Arc Capital & Income today announced a capital protected bricks and mortar fund based on the Halifax House Price Index (HPI).
The fund will produce a profit even if the index falls by 30% from the start of the plan, with no cap on upward growth.
The plan has a six year term starting from 29 August 2008, and performance is measured with reference to 70% of the HPI at the start of the plan.
Furthermore, if the index rises, then growth will equal the rise in the HPI plus 30%, with no cap on returns.
If the index does fall below 70% of its initial value, then no growth will be paid but capital will be returned in full.
Christopher Powell, head of product development at Arc, says: “Clearly the short term view of the residential market is quite gloomy and it is predicted that it might go down by some 15% or so during the coming twelve months.

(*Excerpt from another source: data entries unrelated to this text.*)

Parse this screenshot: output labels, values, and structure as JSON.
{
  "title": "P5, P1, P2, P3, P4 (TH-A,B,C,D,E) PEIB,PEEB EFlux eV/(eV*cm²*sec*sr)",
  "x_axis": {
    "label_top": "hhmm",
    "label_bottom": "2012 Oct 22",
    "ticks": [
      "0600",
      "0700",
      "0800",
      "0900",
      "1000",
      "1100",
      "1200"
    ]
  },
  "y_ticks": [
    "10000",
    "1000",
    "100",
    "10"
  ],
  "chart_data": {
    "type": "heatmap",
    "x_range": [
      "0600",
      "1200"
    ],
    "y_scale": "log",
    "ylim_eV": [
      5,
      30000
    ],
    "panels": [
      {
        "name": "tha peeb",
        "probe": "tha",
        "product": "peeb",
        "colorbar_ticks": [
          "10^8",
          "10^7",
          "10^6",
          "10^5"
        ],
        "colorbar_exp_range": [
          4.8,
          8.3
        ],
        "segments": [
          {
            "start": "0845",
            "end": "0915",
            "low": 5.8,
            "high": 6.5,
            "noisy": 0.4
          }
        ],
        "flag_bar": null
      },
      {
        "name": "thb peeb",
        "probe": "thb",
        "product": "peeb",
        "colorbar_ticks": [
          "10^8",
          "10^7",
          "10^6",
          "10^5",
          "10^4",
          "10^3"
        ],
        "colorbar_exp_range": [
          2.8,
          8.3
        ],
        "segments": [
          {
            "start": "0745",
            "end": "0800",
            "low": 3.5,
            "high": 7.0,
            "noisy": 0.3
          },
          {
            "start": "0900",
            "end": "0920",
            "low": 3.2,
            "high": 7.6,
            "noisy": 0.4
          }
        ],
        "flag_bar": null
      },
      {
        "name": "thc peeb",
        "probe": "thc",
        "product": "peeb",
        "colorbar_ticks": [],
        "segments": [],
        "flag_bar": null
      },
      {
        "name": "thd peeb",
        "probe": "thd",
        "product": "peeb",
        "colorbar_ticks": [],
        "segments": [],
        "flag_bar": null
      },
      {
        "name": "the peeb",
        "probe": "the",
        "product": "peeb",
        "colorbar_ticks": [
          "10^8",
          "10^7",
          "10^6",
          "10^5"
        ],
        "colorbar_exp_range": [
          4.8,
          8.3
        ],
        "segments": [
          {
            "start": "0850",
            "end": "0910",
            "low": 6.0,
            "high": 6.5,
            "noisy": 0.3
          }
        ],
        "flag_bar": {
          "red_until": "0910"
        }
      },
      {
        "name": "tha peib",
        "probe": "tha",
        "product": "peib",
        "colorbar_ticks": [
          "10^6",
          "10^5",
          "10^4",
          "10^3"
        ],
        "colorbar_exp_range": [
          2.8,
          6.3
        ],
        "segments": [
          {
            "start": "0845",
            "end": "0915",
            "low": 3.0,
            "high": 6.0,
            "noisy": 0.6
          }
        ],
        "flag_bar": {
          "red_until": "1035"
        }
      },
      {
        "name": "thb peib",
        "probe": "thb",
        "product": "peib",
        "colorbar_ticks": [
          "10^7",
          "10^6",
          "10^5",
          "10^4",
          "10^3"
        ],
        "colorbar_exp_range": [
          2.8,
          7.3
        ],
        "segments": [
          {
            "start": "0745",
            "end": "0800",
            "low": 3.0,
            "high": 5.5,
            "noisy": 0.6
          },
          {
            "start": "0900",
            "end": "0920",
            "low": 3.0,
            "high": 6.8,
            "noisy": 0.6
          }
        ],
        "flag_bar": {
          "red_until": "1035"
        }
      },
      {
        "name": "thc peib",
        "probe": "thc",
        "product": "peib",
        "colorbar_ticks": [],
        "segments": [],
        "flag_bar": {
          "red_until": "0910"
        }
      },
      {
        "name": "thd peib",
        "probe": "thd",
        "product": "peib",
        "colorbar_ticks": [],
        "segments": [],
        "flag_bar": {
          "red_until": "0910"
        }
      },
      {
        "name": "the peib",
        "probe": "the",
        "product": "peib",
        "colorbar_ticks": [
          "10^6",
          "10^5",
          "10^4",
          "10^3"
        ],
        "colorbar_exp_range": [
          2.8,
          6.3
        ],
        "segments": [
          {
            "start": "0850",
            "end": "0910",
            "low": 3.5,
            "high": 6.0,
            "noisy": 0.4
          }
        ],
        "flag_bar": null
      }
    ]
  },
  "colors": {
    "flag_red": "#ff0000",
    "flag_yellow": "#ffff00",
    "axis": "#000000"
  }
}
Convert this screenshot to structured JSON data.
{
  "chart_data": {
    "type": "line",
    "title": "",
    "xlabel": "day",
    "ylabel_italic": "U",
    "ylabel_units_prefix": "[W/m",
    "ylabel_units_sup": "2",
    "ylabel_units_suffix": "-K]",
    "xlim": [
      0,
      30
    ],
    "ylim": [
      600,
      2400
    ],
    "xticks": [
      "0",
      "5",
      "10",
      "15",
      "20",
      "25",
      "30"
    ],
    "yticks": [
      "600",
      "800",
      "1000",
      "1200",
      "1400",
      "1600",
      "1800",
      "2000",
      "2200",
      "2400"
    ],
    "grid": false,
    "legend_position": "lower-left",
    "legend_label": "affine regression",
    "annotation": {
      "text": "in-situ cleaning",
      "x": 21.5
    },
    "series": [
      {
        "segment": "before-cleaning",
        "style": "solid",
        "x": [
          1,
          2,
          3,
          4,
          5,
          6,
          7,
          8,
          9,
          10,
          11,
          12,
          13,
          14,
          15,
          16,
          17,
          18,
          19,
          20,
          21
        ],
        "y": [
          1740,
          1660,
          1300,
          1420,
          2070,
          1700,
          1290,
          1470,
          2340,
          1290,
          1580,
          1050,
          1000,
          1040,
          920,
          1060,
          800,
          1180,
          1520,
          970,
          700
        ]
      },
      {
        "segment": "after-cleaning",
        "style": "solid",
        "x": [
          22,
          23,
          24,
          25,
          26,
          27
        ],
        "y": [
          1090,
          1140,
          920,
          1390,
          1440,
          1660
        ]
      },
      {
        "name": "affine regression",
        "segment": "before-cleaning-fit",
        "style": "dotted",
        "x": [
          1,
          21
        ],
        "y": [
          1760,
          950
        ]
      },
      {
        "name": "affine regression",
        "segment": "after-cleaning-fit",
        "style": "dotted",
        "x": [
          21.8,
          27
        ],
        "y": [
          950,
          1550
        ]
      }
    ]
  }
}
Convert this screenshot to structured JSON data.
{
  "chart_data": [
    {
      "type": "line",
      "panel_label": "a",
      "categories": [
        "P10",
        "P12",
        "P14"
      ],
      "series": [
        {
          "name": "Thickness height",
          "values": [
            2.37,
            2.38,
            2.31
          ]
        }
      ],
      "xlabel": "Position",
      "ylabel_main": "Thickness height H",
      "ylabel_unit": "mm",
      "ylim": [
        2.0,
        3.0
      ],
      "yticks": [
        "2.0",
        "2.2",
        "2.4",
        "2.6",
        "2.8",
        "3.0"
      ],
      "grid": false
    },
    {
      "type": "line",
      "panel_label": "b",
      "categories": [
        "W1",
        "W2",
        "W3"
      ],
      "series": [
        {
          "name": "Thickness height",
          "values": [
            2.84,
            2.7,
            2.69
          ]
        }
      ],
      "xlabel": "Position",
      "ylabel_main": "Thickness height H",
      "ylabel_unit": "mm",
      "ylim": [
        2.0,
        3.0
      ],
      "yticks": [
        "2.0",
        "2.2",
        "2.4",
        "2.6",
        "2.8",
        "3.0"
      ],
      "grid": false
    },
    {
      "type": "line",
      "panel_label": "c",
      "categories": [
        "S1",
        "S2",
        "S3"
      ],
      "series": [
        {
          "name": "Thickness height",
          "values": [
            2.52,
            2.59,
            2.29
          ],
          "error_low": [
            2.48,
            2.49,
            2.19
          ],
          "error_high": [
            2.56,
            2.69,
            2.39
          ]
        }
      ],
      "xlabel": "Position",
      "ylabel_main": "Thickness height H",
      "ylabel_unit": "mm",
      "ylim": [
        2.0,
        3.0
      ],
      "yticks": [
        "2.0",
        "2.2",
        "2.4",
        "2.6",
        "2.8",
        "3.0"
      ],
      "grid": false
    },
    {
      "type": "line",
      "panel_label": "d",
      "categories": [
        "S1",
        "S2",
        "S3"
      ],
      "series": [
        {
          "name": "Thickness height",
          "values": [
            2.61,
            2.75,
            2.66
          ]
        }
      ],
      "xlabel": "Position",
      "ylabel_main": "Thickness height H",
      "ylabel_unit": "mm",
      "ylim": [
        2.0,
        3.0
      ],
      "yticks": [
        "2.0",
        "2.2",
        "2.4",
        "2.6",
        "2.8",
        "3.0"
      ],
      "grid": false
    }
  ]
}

“But once the lenders have refinanced, we believe that the mortgage market will become more ‘friendly’ to borrowers. In addition, there is clearly a strong underlying demand for residential property, which is not being fulfilled, and it therefore seems likely that this will fuel property prices once funds become more readily available.”
The fund is available for direct investment, ISAs and SIPPs, and to individuals, companies, pension funds and charities.
Minimum investment is £3,600, with a maximum of £2m, and the plan will pay interest at 4% from receipt of funds until the beginning of the plan. IFAs receive 3% commission.